Pressemitteilung vom 17.10.2016

Synodalpräsidentin ehrt den vor 75 Jahren von den Nazis ermordeten Kirchenjuristen Martin Gauger in der KZ-Gedenkstätte Dachau

Eröffnung der Ausstellung „Seine Kirche aber schwieg“ in den Räumen der Versöhnungskirche

In einem Gottesdienst in der evangelischen Versöhnungskirche auf dem Gelände der KZ-Gedenkstätte Dachau hat heute die Präsidentin der bayerischen Landessynode, Annekathrin Preidel, an Martin Gauger erinnert.
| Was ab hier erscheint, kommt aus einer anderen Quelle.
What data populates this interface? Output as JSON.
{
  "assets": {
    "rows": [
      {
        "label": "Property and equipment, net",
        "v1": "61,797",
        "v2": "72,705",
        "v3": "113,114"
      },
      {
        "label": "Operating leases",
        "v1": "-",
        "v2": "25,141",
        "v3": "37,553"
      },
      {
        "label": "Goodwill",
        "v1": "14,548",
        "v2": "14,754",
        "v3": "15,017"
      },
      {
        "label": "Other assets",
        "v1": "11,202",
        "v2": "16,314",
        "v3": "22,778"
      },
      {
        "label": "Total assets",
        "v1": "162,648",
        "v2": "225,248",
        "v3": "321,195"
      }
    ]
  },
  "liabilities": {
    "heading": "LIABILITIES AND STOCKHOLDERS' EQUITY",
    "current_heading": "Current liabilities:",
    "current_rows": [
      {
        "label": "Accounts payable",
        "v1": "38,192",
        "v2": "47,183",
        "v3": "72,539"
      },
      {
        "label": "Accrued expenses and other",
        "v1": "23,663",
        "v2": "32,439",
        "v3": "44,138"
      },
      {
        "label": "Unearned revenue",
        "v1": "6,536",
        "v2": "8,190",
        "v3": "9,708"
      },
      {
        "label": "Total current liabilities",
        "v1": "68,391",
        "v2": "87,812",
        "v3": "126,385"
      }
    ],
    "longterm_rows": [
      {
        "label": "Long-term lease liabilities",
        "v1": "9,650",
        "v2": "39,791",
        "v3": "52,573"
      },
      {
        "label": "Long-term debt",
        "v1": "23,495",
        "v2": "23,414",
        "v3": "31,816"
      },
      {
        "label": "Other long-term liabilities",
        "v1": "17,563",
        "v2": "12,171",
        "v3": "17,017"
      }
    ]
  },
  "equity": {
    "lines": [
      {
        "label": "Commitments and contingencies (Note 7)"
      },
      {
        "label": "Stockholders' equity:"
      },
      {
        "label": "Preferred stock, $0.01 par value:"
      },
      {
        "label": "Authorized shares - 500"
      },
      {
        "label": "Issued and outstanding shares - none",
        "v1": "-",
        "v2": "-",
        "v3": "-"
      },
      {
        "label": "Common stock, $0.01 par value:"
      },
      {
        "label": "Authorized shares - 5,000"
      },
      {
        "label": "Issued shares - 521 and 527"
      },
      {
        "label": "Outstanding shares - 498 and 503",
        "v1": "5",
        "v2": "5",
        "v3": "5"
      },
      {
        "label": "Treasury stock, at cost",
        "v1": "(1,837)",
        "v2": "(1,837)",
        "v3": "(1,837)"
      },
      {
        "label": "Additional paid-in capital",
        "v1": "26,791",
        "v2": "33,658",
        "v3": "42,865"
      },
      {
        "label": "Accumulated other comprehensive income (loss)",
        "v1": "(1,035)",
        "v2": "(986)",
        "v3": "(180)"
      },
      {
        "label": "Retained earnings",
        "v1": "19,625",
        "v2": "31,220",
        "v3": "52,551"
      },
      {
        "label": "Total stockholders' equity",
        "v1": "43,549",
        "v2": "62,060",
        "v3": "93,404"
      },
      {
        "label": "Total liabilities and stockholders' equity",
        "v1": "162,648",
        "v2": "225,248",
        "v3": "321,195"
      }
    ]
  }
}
Gauger war der einzige namentlich bekannte Jurist, der es 1934 ablehnte, den Amtseid auf Adolf Hitler zu leisten. Am 15. Juli 1941 wurde Martin Gauger in der Euthanasie-Tötungsanstalt Pirna-Sonnenstein ermordet. Gauger stand ab 1935 im Dienst der „Bekennenden Kirche“ in Berlin. Seit 1938 war er bei der Evangelisch-Lutherischen Kirche in Bayern angestellt. Die bayerische Kirchenleitung beendete im Juni 1940 das Dienstverhältnis. Gaugers Mutter hatte die Landesbischöfe Hans Meiser und Theophil Wurm vergeblich gebeten, sich dafür einzusetzen, dass ihr Sohn ein ordentliches Gerichtsverfahren bekomme.

Mehr zum Thema

Mit der Erinnerung an Martin Gauger können wir heute „nichts mehr gut machen“, so die Synodalpräsidentin. „Aber wir können mit unseren Worten, Gesten und Gedächtnisritualen dafür sorgen, dass das Unheilvolle nicht vergessen wird und uns diejenigen gegenwärtig bleiben, die das Unrecht beim Namen nannten“. Sie seien für uns „Vorbilder für eine glaubwürdige Kirche“, so Preidel. Heilung sei nur „auf dem Weg des erinnernden Durcharbeitens möglich“, sagte Preidel. „Heilung wird nicht möglich, wenn sich der Nebel der Gleichgültigkeit und der Geschichtsvergessenheit über die Dinge legt.“

Im Jahr 2006 hatte Landesbischof Johannes Friedrich gegenüber der (inzwischen verstorbenen) Schwester Gaugers, Hedwig Heiland, namens der Vereinten Evangelisch-Lutherischen Kirche Deutschlands (VELKD) und des Landeskirchenrats der Evangelisch-Lutherischen Kirche in Bayern sein Bedauern über das Versagen der Kirche gegenüber Dr. Gauger ausgesprochen. In einer Gedenkveranstaltung im April 2015 aus Anlass seines 110. Geburtstages hatte die bayerische Kirchenleitung Martin Gauger im Landeskirchenamt München geehrt.

Mit dem Gedenkgottesdienst heute in der Versöhnungskirche wurde die Ausstellung „Seine Kirche aber schwieg“ des Berliner Antikriegsmuseums eröffnet, deren Texte für die Dachauer Präsentation im Blick auf die vielen internationalen Gäste der Gedenkstätte ins Englische übersetzt wurden. Die Ausstellung wird bis Ende Februar gezeigt: montags von 11 bis 13 Uhr, dienstags bis samstags von 10 bis 16 Uhr und sonntags von 12 bis 13 Uhr.